Eucalyptus nitens (shining gum) is a perennial forest tree species 
grown mainly for kraft pulp production (KPY) in many parts of the 
world [1]. KPY is considered a key determinant of plantation 
profitability [2] and consequently increased KPY is a major 
objective of breeding programs [3]. In forest tree species, marker- 
assisted selection (MAS) is particularly attractive because conven- 
tional selection is impeded by long generation times and long 
delays until the full expression of mature traits [4] . A common 
feature of most agronomic traits in trees is that they are complex, 
and likely to be controlled by variation in many genes. Currently, 
there are two approaches being explored in trees for applying 
markers in breeding for improvement of complex traits.
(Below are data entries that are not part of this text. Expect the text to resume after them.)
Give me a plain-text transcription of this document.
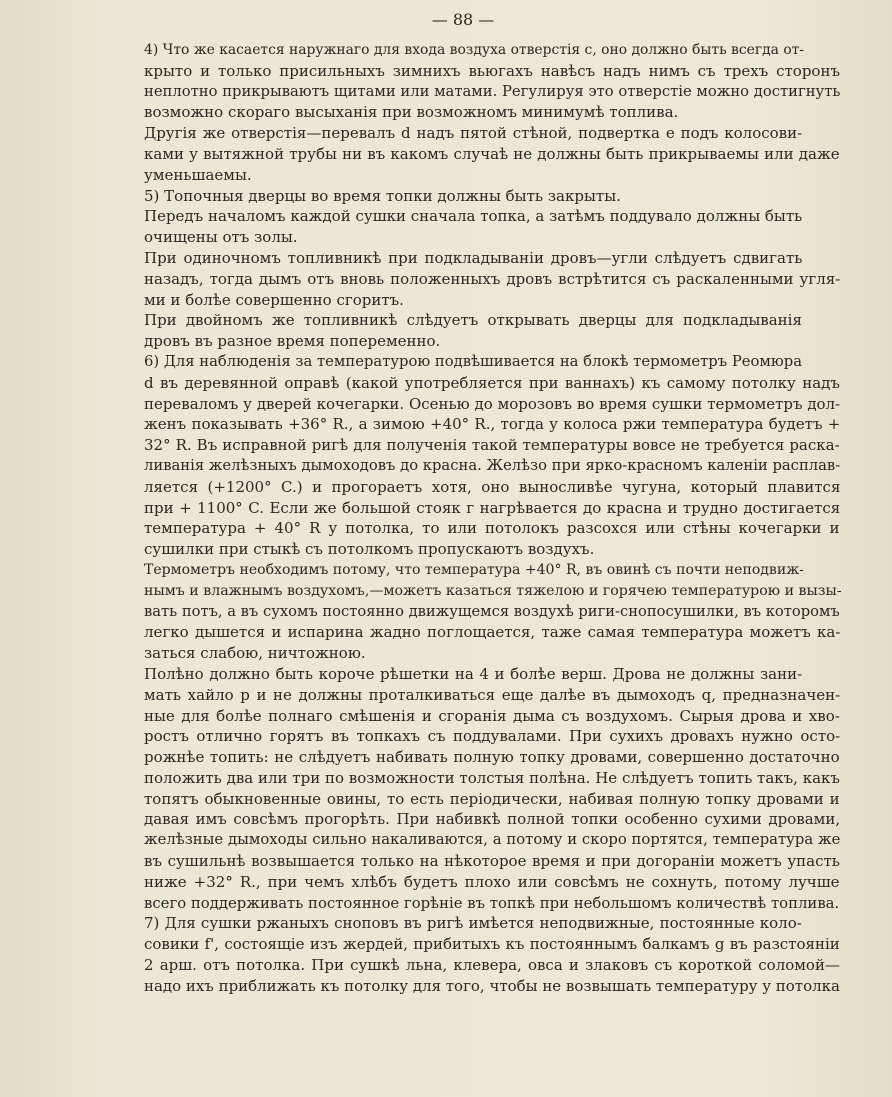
— 88 —

4) Что же касается наружнаго для входа воздуха отверстія с, оно должно быть всегда от-
крыто и только присильныхъ зимнихъ вьюгахъ навѣсъ надъ нимъ съ трехъ сторонъ
неплотно прикрываютъ щитами или матами. Регулируя это отверстіе можно достигнуть
возможно скораго высыханія при возможномъ минимумѣ топлива.

Другія же отверстія—перевалъ d надъ пятой стѣной, подвертка е подъ колосови-
ками у вытяжной трубы ни въ какомъ случаѣ не должны быть прикрываемы или даже
уменьшаемы.

5) Топочныя дверцы во время топки должны быть закрыты.

Передъ началомъ каждой сушки сначала топка, а затѣмъ поддувало должны быть
очищены отъ золы.

При одиночномъ топливникѣ при подкладываніи дровъ—угли слѣдуетъ сдвигать
назадъ, тогда дымъ отъ вновь положенныхъ дровъ встрѣтится съ раскаленными угля-
ми и болѣе совершенно сгоритъ.

При двойномъ же топливникѣ слѣдуетъ открывать дверцы для подкладыванія
дровъ въ разное время попеременно.

6) Для наблюденія за температурою подвѣшивается на блокѣ термометръ Реомюра
d въ деревянной оправѣ (какой употребляется при ваннахъ) къ самому потолку надъ
переваломъ у дверей кочегарки. Осенью до морозовъ во время сушки термометръ дол-
женъ показывать +36° R., а зимою +40° R., тогда у колоса ржи температура будетъ +
32° R. Въ исправной ригѣ для полученія такой температуры вовсе не требуется раска-
ливанія желѣзныхъ дымоходовъ до красна. Желѣзо при ярко-красномъ каленіи расплав-
ляется (+1200° C.) и прогораетъ хотя, оно выносливѣе чугуна, который плавится
при + 1100° C. Если же большой стояк г нагрѣвается до красна и трудно достигается
температура + 40° R у потолка, то или потолокъ разсохся или стѣны кочегарки и
сушилки при стыкѣ съ потолкомъ пропускаютъ воздухъ.

Термометръ необходимъ потому, что температура +40° R, въ овинѣ съ почти неподвиж-
нымъ и влажнымъ воздухомъ,—можетъ казаться тяжелою и горячею температурою и вызы-
вать потъ, а въ сухомъ постоянно движущемся воздухѣ риги-снопосушилки, въ которомъ
легко дышется и испарина жадно поглощается, таже самая температура можетъ ка-
заться слабою, ничтожною.

Полѣно должно быть короче рѣшетки на 4 и болѣе верш. Дрова не должны зани-
мать хайло р и не должны проталкиваться еще далѣе въ дымоходъ q, предназначен-
ные для болѣе полнаго смѣшенія и сгоранія дыма съ воздухомъ. Сырыя дрова и хво-
ростъ отлично горятъ въ топкахъ съ поддувалами. При сухихъ дровахъ нужно осто-
рожнѣе топить: не слѣдуетъ набивать полную топку дровами, совершенно достаточно
положить два или три по возможности толстыя полѣна. Не слѣдуетъ топить такъ, какъ
топятъ обыкновенные овины, то есть періодически, набивая полную топку дровами и
давая имъ совсѣмъ прогорѣть. При набивкѣ полной топки особенно сухими дровами,
желѣзные дымоходы сильно накаливаются, а потому и скоро портятся, температура же
въ сушильнѣ возвышается только на нѣкоторое время и при догораніи можетъ упасть
ниже +32° R., при чемъ хлѣбъ будетъ плохо или совсѣмъ не сохнуть, потому лучше
всего поддерживать постоянное горѣніе въ топкѣ при небольшомъ количествѣ топлива.

7) Для сушки ржаныхъ сноповъ въ ригѣ имѣется неподвижные, постоянные коло-
совики f', состоящіе изъ жердей, прибитыхъ къ постояннымъ балкамъ g въ разстояніи
2 арш. отъ потолка. При сушкѣ льна, клевера, овса и злаковъ съ короткой соломой—
надо ихъ приближать къ потолку для того, чтобы не возвышать температуру у потолка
In the first 
approach, known as Genomic Selection (GS), large numbers of 
random markers are used for predicting phenotypes from 
genotypes [5]. In the second approach, markers potentially 
controlling the trait occurring within candidate genes are 
identified using association genetics in candidate genes. These 
associated markers are then used to predict traits as in GS with 
random markers [6]. The discovery of high quality candidate 



genes is therefore a crucial step in the discovery of polymorphisms 
associated with complex traits such as growth and pulp yield. 

Recent developments in sequencing technologies are making it 
possible to identify large numbers of high quality candidate genes 
by exploring gene expression at the whole transcriptome level. 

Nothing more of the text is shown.